One fingertip brushed her cheek. “No one gets used to that.”
That rough whisper teased over her senses. “There’s so much you don’t know about me.” Things she needed to confess. “Even though that’s the way I wanted it, at least with you, it wasn’t the norm. Usually I’m an open book.” She hadn’t hidden from her failings. No, like a fool, she flaunted them.
“So flip a few pages for me.”
She smiled with his jest. “I’ll start with family.” He needed to understand the many ways she’d disappointed them. “My sister is a fitness buff. She owns her own boutique gym for trendy people. Very exclusive, and very pricey. Harlow is one of those hard bodies...well, I guess like you.” Maxi turned her head to stare out the window at the kids playing. That made it easier than looking at Miles. “I already told you about my brother. He was one of those ‘top of the class’ guys his whole life. Mom is a dynamo. There was no challenge that seemed too big to her.” And then there was Maxi.
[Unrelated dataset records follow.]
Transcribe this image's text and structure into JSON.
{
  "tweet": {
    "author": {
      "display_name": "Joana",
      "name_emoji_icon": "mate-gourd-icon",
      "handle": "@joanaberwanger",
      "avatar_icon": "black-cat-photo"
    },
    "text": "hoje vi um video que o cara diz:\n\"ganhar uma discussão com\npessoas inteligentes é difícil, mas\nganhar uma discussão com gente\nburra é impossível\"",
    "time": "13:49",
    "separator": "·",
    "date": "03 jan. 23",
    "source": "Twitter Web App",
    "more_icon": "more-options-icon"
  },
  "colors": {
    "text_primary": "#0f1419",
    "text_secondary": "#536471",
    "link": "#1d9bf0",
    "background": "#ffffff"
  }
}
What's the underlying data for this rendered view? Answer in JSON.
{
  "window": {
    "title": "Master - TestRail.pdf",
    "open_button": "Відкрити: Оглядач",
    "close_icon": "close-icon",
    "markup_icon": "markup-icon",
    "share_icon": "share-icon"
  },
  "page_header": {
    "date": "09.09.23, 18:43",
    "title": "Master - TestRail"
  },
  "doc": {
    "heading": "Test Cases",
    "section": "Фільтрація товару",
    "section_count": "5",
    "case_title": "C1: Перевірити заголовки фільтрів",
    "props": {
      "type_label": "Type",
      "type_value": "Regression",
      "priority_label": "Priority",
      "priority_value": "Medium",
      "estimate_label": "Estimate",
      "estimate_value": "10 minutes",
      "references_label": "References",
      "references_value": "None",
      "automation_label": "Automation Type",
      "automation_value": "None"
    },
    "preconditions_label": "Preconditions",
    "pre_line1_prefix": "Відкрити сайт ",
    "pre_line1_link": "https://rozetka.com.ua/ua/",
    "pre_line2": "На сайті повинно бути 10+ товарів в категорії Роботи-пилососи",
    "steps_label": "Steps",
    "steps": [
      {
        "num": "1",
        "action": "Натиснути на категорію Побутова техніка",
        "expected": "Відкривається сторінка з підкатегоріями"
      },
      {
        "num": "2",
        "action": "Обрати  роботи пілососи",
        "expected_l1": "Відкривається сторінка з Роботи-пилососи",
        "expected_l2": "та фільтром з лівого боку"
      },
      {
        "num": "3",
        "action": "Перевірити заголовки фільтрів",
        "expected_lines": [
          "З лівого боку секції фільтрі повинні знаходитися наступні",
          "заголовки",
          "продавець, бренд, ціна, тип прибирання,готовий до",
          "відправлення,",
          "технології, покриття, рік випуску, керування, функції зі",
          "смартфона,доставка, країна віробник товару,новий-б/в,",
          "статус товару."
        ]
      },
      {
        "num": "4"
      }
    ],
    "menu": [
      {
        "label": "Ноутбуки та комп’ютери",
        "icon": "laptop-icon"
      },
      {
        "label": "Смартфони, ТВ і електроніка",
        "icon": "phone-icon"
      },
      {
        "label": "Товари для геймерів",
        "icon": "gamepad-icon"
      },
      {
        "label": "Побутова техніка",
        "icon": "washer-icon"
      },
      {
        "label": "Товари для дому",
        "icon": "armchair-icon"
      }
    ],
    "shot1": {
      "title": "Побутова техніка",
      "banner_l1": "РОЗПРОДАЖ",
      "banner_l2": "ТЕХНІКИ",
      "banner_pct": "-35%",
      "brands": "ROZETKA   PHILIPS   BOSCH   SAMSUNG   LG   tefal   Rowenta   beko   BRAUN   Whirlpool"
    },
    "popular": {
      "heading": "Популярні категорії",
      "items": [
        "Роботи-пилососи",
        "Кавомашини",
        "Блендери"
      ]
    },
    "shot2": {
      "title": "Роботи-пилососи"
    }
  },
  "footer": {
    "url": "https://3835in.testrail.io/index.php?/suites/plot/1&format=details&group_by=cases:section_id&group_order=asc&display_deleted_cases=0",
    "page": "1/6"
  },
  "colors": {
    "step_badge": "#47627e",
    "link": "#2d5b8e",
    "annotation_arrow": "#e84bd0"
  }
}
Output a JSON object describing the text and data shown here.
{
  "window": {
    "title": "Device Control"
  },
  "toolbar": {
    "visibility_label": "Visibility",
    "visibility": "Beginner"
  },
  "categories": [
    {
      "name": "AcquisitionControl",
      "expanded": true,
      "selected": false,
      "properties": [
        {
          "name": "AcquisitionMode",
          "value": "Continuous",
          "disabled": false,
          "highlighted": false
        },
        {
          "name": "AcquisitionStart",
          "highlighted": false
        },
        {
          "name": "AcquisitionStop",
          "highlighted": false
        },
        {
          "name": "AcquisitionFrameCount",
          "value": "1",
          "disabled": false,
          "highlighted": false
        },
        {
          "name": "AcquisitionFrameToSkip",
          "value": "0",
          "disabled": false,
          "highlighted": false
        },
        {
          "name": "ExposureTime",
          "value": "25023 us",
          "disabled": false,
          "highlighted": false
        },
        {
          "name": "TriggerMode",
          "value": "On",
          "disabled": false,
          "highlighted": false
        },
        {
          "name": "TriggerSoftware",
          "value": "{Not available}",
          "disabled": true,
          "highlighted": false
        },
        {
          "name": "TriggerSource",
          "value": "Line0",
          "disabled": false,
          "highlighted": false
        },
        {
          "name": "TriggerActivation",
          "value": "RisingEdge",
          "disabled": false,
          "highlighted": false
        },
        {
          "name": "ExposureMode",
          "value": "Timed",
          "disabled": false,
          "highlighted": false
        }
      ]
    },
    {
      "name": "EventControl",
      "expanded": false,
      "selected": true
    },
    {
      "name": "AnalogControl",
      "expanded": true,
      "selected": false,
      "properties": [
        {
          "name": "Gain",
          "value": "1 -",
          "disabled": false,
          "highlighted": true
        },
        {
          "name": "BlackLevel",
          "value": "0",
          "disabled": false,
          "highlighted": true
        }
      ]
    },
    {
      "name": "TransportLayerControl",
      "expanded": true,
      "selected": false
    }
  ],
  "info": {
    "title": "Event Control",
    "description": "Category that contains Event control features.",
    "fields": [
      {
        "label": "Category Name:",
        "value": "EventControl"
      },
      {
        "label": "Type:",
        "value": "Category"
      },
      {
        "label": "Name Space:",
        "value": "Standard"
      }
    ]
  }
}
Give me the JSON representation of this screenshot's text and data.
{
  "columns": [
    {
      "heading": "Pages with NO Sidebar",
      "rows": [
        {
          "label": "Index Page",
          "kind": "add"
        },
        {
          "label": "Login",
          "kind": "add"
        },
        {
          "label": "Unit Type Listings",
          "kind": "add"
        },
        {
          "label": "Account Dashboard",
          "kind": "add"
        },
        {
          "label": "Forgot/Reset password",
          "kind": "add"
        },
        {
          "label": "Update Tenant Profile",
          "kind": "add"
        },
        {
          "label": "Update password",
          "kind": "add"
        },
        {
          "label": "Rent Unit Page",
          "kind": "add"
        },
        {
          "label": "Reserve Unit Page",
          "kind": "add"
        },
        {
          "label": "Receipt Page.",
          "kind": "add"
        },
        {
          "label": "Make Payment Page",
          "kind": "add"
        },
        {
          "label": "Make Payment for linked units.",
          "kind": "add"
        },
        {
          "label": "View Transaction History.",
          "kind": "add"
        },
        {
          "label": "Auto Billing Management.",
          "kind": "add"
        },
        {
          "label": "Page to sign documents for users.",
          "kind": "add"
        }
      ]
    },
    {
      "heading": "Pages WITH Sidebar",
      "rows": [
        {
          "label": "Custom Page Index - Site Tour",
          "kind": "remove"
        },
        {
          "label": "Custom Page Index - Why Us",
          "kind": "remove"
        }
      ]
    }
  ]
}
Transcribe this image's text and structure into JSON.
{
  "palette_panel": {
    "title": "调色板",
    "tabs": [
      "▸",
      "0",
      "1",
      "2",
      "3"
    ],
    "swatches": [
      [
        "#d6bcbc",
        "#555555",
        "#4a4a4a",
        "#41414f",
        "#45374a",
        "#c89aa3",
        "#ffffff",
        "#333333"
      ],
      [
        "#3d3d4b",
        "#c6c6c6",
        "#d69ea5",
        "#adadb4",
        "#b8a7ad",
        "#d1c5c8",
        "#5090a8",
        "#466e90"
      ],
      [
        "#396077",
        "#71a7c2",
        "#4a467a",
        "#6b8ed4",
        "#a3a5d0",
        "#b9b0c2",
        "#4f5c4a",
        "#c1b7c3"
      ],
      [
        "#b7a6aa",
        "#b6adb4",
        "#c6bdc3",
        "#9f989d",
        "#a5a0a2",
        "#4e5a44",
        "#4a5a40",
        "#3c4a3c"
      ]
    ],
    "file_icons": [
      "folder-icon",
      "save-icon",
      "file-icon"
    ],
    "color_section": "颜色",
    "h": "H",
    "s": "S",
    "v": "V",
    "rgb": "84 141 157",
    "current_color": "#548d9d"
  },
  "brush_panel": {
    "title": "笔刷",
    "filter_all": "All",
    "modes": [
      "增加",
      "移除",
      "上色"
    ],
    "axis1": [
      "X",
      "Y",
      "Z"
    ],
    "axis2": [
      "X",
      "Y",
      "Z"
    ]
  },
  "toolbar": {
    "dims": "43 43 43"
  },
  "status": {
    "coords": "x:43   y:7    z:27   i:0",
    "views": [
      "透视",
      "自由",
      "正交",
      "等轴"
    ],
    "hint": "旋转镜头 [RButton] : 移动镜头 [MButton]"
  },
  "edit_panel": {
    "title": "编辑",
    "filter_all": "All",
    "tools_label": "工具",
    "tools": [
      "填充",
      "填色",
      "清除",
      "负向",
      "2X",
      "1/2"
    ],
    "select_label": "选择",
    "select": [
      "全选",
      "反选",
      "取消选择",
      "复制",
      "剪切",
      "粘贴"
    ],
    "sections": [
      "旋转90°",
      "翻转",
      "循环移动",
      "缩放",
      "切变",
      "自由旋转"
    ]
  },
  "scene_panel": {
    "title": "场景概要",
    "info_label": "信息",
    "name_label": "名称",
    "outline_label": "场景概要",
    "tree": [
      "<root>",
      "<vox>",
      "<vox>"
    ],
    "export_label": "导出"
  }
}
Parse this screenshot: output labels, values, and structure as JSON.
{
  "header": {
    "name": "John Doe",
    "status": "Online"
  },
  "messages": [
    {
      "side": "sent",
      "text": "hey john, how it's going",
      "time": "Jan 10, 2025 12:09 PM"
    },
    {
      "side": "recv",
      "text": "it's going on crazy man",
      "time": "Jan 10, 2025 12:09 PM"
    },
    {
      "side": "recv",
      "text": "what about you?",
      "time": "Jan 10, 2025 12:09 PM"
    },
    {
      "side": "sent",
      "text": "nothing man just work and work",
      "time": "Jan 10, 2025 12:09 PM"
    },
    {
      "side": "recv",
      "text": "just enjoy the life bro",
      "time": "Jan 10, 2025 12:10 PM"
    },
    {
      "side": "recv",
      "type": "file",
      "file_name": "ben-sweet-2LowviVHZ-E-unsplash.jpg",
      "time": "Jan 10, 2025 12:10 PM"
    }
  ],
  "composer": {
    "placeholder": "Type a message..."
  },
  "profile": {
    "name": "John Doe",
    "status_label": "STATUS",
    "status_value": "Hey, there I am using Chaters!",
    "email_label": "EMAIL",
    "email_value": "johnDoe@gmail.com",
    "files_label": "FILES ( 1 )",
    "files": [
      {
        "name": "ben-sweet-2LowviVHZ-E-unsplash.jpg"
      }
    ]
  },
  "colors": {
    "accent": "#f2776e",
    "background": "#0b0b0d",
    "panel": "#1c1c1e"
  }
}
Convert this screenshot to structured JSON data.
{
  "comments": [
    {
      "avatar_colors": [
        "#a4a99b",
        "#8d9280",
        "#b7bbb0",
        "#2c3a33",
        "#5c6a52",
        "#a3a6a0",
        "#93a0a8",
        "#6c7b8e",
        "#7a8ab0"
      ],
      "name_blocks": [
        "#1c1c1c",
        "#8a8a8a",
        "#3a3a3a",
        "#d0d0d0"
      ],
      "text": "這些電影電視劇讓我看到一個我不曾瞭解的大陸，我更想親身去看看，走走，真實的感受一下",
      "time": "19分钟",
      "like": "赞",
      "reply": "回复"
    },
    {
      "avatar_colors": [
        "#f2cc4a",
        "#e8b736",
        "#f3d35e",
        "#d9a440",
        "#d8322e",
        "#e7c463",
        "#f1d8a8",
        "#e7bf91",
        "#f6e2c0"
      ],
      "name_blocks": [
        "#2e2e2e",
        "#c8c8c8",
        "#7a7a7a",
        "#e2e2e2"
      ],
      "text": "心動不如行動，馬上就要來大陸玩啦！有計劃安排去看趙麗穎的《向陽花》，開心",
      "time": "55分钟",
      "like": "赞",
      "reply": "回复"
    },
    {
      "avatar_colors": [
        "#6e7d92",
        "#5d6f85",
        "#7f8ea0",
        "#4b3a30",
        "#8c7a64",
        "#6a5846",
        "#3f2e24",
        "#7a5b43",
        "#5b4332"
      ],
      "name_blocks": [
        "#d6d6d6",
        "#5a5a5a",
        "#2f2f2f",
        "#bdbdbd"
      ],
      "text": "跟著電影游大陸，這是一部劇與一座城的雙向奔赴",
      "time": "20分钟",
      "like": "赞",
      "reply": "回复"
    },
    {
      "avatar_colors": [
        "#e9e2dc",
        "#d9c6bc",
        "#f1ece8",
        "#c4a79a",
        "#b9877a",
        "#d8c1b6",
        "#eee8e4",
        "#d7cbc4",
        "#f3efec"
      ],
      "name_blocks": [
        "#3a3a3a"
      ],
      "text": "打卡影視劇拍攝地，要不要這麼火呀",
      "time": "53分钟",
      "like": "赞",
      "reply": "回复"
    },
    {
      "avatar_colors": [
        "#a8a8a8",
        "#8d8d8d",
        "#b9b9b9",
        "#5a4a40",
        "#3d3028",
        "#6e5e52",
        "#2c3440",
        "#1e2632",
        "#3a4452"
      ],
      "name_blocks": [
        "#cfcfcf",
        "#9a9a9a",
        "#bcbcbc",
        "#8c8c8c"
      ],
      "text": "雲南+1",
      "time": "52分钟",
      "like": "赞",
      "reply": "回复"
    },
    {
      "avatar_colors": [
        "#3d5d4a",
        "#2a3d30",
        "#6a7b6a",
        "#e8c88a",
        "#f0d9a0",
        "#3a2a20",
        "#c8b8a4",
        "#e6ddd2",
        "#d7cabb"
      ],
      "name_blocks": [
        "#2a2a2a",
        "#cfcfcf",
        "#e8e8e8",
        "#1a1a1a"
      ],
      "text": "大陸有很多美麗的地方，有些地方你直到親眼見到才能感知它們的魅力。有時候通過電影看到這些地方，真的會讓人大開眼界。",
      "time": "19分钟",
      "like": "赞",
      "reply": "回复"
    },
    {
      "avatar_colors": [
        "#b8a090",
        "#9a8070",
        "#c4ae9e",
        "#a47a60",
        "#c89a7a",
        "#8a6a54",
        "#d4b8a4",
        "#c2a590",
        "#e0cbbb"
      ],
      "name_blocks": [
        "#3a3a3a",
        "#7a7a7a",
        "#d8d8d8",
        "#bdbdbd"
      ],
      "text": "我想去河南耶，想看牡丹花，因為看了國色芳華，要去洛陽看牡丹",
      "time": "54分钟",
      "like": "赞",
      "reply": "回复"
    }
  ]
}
A disappointment.
Miles waited, occasionally drifting his fingers over her bare shoulder in a way that felt comforting more than seductive.
“You should probably know,” she finally said, “I’m the odd duck in my family. I love them and they love me, but we don’t really fit together. I’m the underachiever. I was never super motivated about anything.” Except the farmhouse, and that had turned into a living nightmare.
“You had a good job,” Miles said. “That is, if you were really a personal shopper?”